因为工作需要用到,所以需要学习hadoop,所以记录这篇文章,主要分享自己快速搭建hadoop环境与运行一个demo

 

搭建环境

网上搭建hadoop环境的例子我看蛮多的.但是我看都比较复杂,要求安装java,hadoop,然后各种设置..很多参数变量都不明白是啥意思...我的目标很简单,首先应该是用最简单的方法搭建好一个环境.各种变量呀参数呀这些我觉得一开始对我都不太重要..我只要能跑起来1个自己的简单demo就行.而且现实中基本上环境也不会让我来维护..所以对我来说简单就行.

刚好最近我一直在看docker..所以我就打算用docker来搭建这个环境.算是同时学习hadoop和docker吧.
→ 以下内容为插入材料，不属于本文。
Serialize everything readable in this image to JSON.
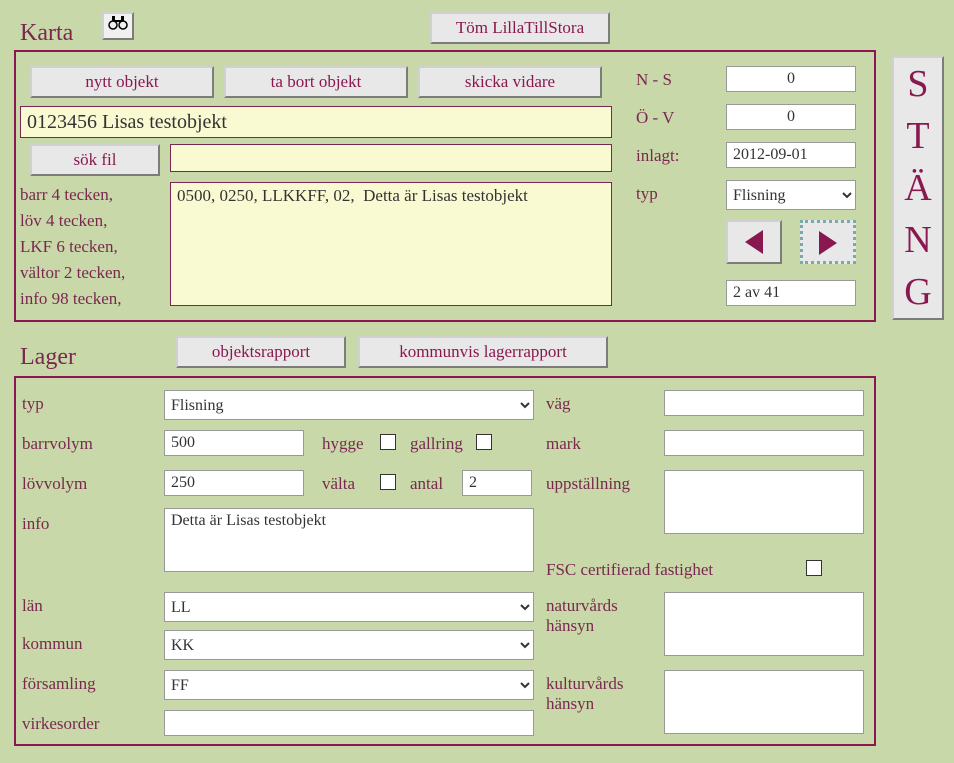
{
  "header": {
    "karta_title": "Karta",
    "binoculars_icon": "binoculars",
    "tom_button": "Töm LillaTillStora",
    "stang_button": "STÄNG"
  },
  "karta": {
    "nytt_label": "nytt objekt",
    "tabort_label": "ta bort objekt",
    "skicka_label": "skicka vidare",
    "ns_label": "N - S",
    "ns_value": "0",
    "ov_label": "Ö - V",
    "ov_value": "0",
    "inlagt_label": "inlagt:",
    "inlagt_value": "2012-09-01",
    "typ_label": "typ",
    "typ_value": "Flisning",
    "object_title": "0123456 Lisas testobjekt",
    "sok_label": "sök fil",
    "sok_value": "",
    "hint_lines": "barr 4 tecken,\nlöv 4 tecken,\nLKF 6 tecken,\nvältor 2 tecken,\ninfo 98 tecken,",
    "big_text": "0500, 0250, LLKKFF, 02,  Detta är Lisas testobjekt",
    "page_status": "2 av 41"
  },
  "lager_header": {
    "lager_title": "Lager",
    "objrapp_label": "objektsrapport",
    "kommrapp_label": "kommunvis lagerrapport"
  },
  "lager": {
    "typ_label": "typ",
    "typ_value": "Flisning",
    "barr_label": "barrvolym",
    "barr_value": "500",
    "hygge_label": "hygge",
    "hygge_checked": false,
    "gallr_label": "gallring",
    "gallr_checked": false,
    "lov_label": "lövvolym",
    "lov_value": "250",
    "valta_label": "välta",
    "valta_checked": false,
    "antal_label": "antal",
    "antal_value": "2",
    "info_label": "info",
    "info_value": "Detta är Lisas testobjekt",
    "lan_label": "län",
    "lan_value": "LL",
    "kom_label": "kommun",
    "kom_value": "KK",
    "for_label": "församling",
    "for_value": "FF",
    "vir_label": "virkesorder",
    "vir_value": "",
    "vag_label": "väg",
    "vag_value": "",
    "mark_label": "mark",
    "mark_value": "",
    "upp_label": "uppställning",
    "upp_value": "",
    "fsc_label": "FSC certifierad fastighet",
    "fsc_checked": false,
    "nat_label": "naturvårds hänsyn",
    "nat_value": "",
    "kul_label": "kulturvårds hänsyn",
    "kul_value": ""
  }
}
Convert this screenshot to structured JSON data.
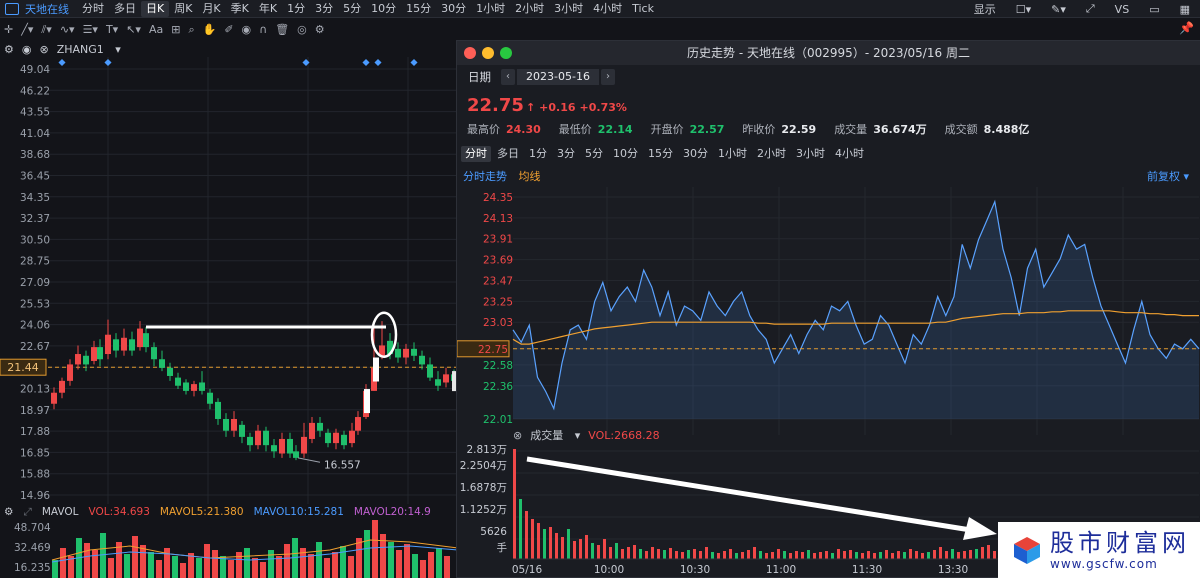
{
  "topbar": {
    "stock_name": "天地在线",
    "periods": [
      "分时",
      "多日",
      "日K",
      "周K",
      "月K",
      "季K",
      "年K",
      "1分",
      "3分",
      "5分",
      "10分",
      "15分",
      "30分",
      "1小时",
      "2小时",
      "3小时",
      "4小时",
      "Tick"
    ],
    "active_period": "日K",
    "display_label": "显示",
    "vs_label": "VS"
  },
  "toolbar": {
    "font_label": "Aa"
  },
  "main": {
    "indicator_name": "ZHANG1",
    "y_ticks": [
      "49.04",
      "46.22",
      "43.55",
      "41.04",
      "38.68",
      "36.45",
      "34.35",
      "32.37",
      "30.50",
      "28.75",
      "27.09",
      "25.53",
      "24.06",
      "22.67",
      "21.44",
      "20.13",
      "18.97",
      "17.88",
      "16.85",
      "15.88",
      "14.96"
    ],
    "current_price_tag": "21.44",
    "low_annotation": "16.557",
    "vol_header": {
      "name": "MAVOL",
      "vol": "VOL:34.693",
      "ma5": "MAVOL5:21.380",
      "ma10": "MAVOL10:15.281",
      "ma20": "MAVOL20:14.9"
    },
    "vol_ticks": [
      "48.704",
      "32.469",
      "16.235"
    ],
    "colors": {
      "up": "#f04848",
      "down": "#1fc06c",
      "ma5": "#f0a030",
      "ma10": "#4b9bff",
      "ma20": "#c060d0"
    }
  },
  "popup": {
    "title": "历史走势 - 天地在线（002995）- 2023/05/16 周二",
    "date_label": "日期",
    "date_value": "2023-05-16",
    "price": "22.75",
    "change": "+0.16",
    "change_pct": "+0.73%",
    "stats": [
      {
        "k": "最高价",
        "v": "24.30",
        "color": "#f04848"
      },
      {
        "k": "最低价",
        "v": "22.14",
        "color": "#1fc06c"
      },
      {
        "k": "开盘价",
        "v": "22.57",
        "color": "#1fc06c"
      },
      {
        "k": "昨收价",
        "v": "22.59",
        "color": "#e8eaee"
      },
      {
        "k": "成交量",
        "v": "36.674万",
        "color": "#e8eaee"
      },
      {
        "k": "成交额",
        "v": "8.488亿",
        "color": "#e8eaee"
      }
    ],
    "tabs": [
      "分时",
      "多日",
      "1分",
      "3分",
      "5分",
      "10分",
      "15分",
      "30分",
      "1小时",
      "2小时",
      "3小时",
      "4小时"
    ],
    "active_tab": "分时",
    "legend_intraday": "分时走势",
    "legend_avg": "均线",
    "adjust_label": "前复权",
    "vol_name": "成交量",
    "vol_value": "VOL:2668.28",
    "vol_ticks": [
      "2.813万",
      "2.2504万",
      "1.6878万",
      "1.1252万",
      "5626",
      "手"
    ],
    "time_labels": [
      "05/16",
      "10:00",
      "10:30",
      "11:00",
      "11:30",
      "13:30"
    ]
  },
  "chart_data": {
    "type": "line",
    "title": "",
    "xlabel": "",
    "ylabel": "",
    "y_ticks": [
      24.35,
      24.13,
      23.91,
      23.69,
      23.47,
      23.25,
      23.03,
      22.75,
      22.58,
      22.36,
      22.01
    ],
    "ylim": [
      22.01,
      24.35
    ],
    "prev_close": 22.59,
    "current": 22.75,
    "series": [
      {
        "values": [
          22.95,
          22.82,
          23.0,
          22.45,
          22.3,
          22.12,
          22.6,
          22.95,
          23.0,
          22.85,
          23.25,
          23.45,
          23.15,
          23.3,
          23.4,
          23.25,
          23.58,
          23.4,
          23.1,
          23.35,
          23.0,
          23.2,
          23.15,
          23.05,
          23.35,
          23.2,
          23.1,
          23.25,
          23.35,
          23.1,
          22.95,
          22.85,
          22.6,
          22.75,
          22.9,
          22.7,
          22.9,
          23.05,
          22.95,
          23.2,
          23.15,
          23.25,
          23.0,
          22.8,
          22.85,
          23.1,
          23.0,
          22.8,
          22.6,
          22.9,
          22.8,
          23.0,
          23.3,
          23.1,
          23.3,
          23.85,
          23.6,
          23.9,
          24.1,
          24.3,
          23.8,
          23.5,
          23.1,
          23.6,
          23.8,
          23.4,
          23.55,
          23.7,
          23.95,
          23.8,
          23.85,
          23.5,
          23.2,
          23.0,
          22.8,
          22.6,
          22.95,
          23.25,
          22.9,
          22.75,
          22.65,
          22.8,
          22.75,
          22.85,
          22.75
        ]
      },
      {
        "values": [
          22.85,
          22.8,
          22.8,
          22.82,
          22.84,
          22.86,
          22.88,
          22.9,
          22.92,
          22.94,
          22.96,
          22.97,
          22.98,
          22.99,
          23.0,
          23.01,
          23.02,
          23.03,
          23.03,
          23.03,
          23.03,
          23.03,
          23.03,
          23.03,
          23.03,
          23.03,
          23.03,
          23.03,
          23.03,
          23.03,
          23.02,
          23.02,
          23.01,
          23.01,
          23.01,
          23.01,
          23.01,
          23.01,
          23.01,
          23.02,
          23.02,
          23.02,
          23.02,
          23.02,
          23.02,
          23.02,
          23.02,
          23.02,
          23.02,
          23.02,
          23.02,
          23.02,
          23.03,
          23.03,
          23.05,
          23.07,
          23.08,
          23.09,
          23.1,
          23.11,
          23.12,
          23.12,
          23.12,
          23.13,
          23.13,
          23.13,
          23.14,
          23.14,
          23.15,
          23.15,
          23.15,
          23.15,
          23.15,
          23.15,
          23.14,
          23.13,
          23.13,
          23.13,
          23.12,
          23.12,
          23.11,
          23.11,
          23.1,
          23.1,
          23.1
        ]
      }
    ]
  }
}
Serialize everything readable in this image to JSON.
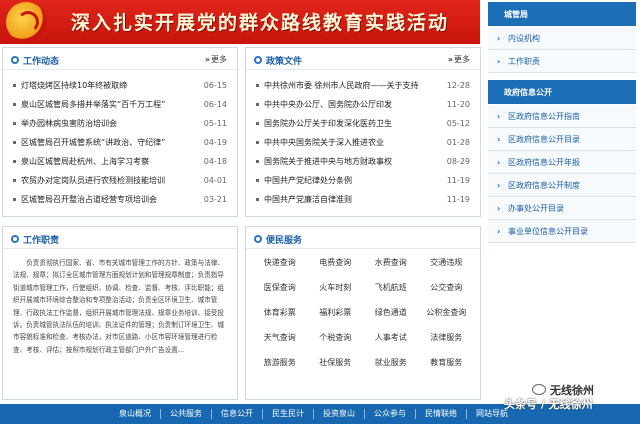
{
  "banner": {
    "title": "深入扎实开展党的群众路线教育实践活动"
  },
  "work_news": {
    "title": "工作动态",
    "more": "更多",
    "items": [
      {
        "text": "灯塔烧烤区持续10年终被取缔",
        "date": "06-15"
      },
      {
        "text": "泉山区城管局多措并举落实“百千万工程”",
        "date": "06-14"
      },
      {
        "text": "举办园林病虫害防治培训会",
        "date": "05-11"
      },
      {
        "text": "区城管局召开城管系统“讲政治、守纪律”",
        "date": "04-19"
      },
      {
        "text": "泉山区城管局赴杭州、上海学习考察",
        "date": "04-18"
      },
      {
        "text": "农贸办对定岗队员进行农残检测技能培训",
        "date": "04-01"
      },
      {
        "text": "区城管局召开整治占道经营专项培训会",
        "date": "03-21"
      }
    ]
  },
  "policy": {
    "title": "政策文件",
    "more": "更多",
    "items": [
      {
        "text": "中共徐州市委 徐州市人民政府——关于支持",
        "date": "12-28"
      },
      {
        "text": "中共中央办公厅、国务院办公厅印发",
        "date": "11-20"
      },
      {
        "text": "国务院办公厅关于印发深化医药卫生",
        "date": "05-12"
      },
      {
        "text": "中共中央国务院关于深入推进农业",
        "date": "01-28"
      },
      {
        "text": "国务院关于推进中央与地方财政事权",
        "date": "08-29"
      },
      {
        "text": "中国共产党纪律处分条例",
        "date": "11-19"
      },
      {
        "text": "中国共产党廉洁自律准则",
        "date": "11-19"
      }
    ]
  },
  "duty": {
    "title": "工作职责",
    "text": "负责贯彻执行国家、省、市有关城市管理工作的方针、政策与法律、法规、规章；拟订全区城市管理方面规划计划和管理规章制度；负责指导街道城市管理工作，行使组织、协调、检查、监督、考核、评比职能；组织开展城市环境综合整治和专项整治活动；负责全区环境卫生、城市管理、行政执法工作监督，组织开展城市管理法规、规章业务培训、接受投诉。负责城管执法队伍的培训、执法证件的管理；负责制订环境卫生、城市容貌标准和检查、考核办法，对市区道路、小区市容环境管理进行检查、考核、评估；按照市规划行政主管部门户外广告设置..."
  },
  "services": {
    "title": "便民服务",
    "items": [
      "快递查询",
      "电费查询",
      "水费查询",
      "交通违规",
      "医保查询",
      "火车时刻",
      "飞机航班",
      "公交查询",
      "体育彩票",
      "福利彩票",
      "绿色通道",
      "公积金查询",
      "天气查询",
      "个税查询",
      "人事考试",
      "法律服务",
      "旅游服务",
      "社保服务",
      "就业服务",
      "教育服务"
    ]
  },
  "sidebar": {
    "bureau_title": "城管局",
    "bureau_items": [
      "内设机构",
      "工作职责"
    ],
    "info_title": "政府信息公开",
    "info_items": [
      "区政府信息公开指南",
      "区政府信息公开目录",
      "区政府信息公开年报",
      "区政府信息公开制度",
      "办事处公开目录",
      "事业单位信息公开目录"
    ]
  },
  "footer": {
    "links": [
      "泉山概况",
      "公共服务",
      "信息公开",
      "民生民计",
      "投资泉山",
      "公众参与",
      "民情联络",
      "网站导航"
    ]
  },
  "watermark": {
    "line1": "无线徐州",
    "line2": "头条号 / 无线徐州"
  },
  "colors": {
    "banner_red": "#d01e15",
    "accent_blue": "#1c6fb7",
    "link_blue": "#1a5fa8"
  }
}
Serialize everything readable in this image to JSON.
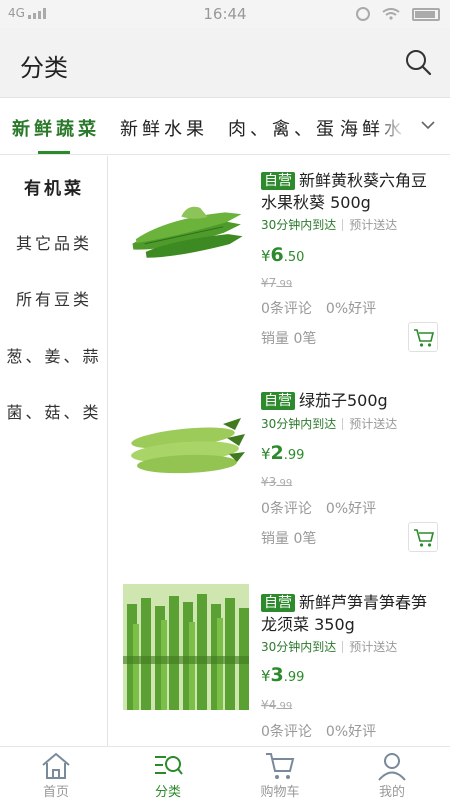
{
  "status_bar": {
    "network": "4G",
    "time": "16:44"
  },
  "header": {
    "title": "分类",
    "search_icon": "search-icon"
  },
  "tabs": [
    {
      "label": "新鲜蔬菜",
      "active": true
    },
    {
      "label": "新鲜水果",
      "active": false
    },
    {
      "label": "肉、禽、蛋",
      "active": false
    },
    {
      "label": "海鲜水",
      "active": false
    }
  ],
  "tabs_more_icon": "chevron-down-icon",
  "sidebar": {
    "items": [
      {
        "label": "有机菜",
        "active": true
      },
      {
        "label": "其它品类",
        "active": false
      },
      {
        "label": "所有豆类",
        "active": false
      },
      {
        "label": "葱、姜、蒜",
        "active": false
      },
      {
        "label": "菌、菇、类",
        "active": false
      }
    ]
  },
  "products": [
    {
      "badge": "自营",
      "name": "新鲜黄秋葵六角豆 水果秋葵 500g",
      "delivery": "30分钟内到达",
      "delivery_note": "预计送达",
      "currency": "¥",
      "price_int": "6",
      "price_dec": ".50",
      "old_price_int": "¥7",
      "old_price_dec": ".99",
      "reviews": "0条评论",
      "rating": "0%好评",
      "sales": "销量 0笔"
    },
    {
      "badge": "自营",
      "name": "绿茄子500g",
      "delivery": "30分钟内到达",
      "delivery_note": "预计送达",
      "currency": "¥",
      "price_int": "2",
      "price_dec": ".99",
      "old_price_int": "¥3",
      "old_price_dec": ".99",
      "reviews": "0条评论",
      "rating": "0%好评",
      "sales": "销量 0笔"
    },
    {
      "badge": "自营",
      "name": "新鲜芦笋青笋春笋龙须菜 350g",
      "delivery": "30分钟内到达",
      "delivery_note": "预计送达",
      "currency": "¥",
      "price_int": "3",
      "price_dec": ".99",
      "old_price_int": "¥4",
      "old_price_dec": ".99",
      "reviews": "0条评论",
      "rating": "0%好评"
    }
  ],
  "bottom_nav": [
    {
      "label": "首页",
      "icon": "home-icon",
      "active": false
    },
    {
      "label": "分类",
      "icon": "category-icon",
      "active": true
    },
    {
      "label": "购物车",
      "icon": "cart-icon",
      "active": false
    },
    {
      "label": "我的",
      "icon": "user-icon",
      "active": false
    }
  ],
  "colors": {
    "accent": "#2b8a2b",
    "muted": "#999999"
  }
}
首先安装docker....很简单...这里就不介绍了.官方有一键安装脚本...

docker hub中有1个官方的hadoop的例子.

https://hub.docker.com/r/sequenceiq/hadoop-docker/

我稍微修改了一下命令:

额外挂载了1个目录,因为我要上传我自己写的demo jar到docker里去用hadoop运行.

另外把这个container取名字为hadoop2,因为我跑了很多容器,取名字便于区分,而且后面可能要用多个hadoop容器来制作集群.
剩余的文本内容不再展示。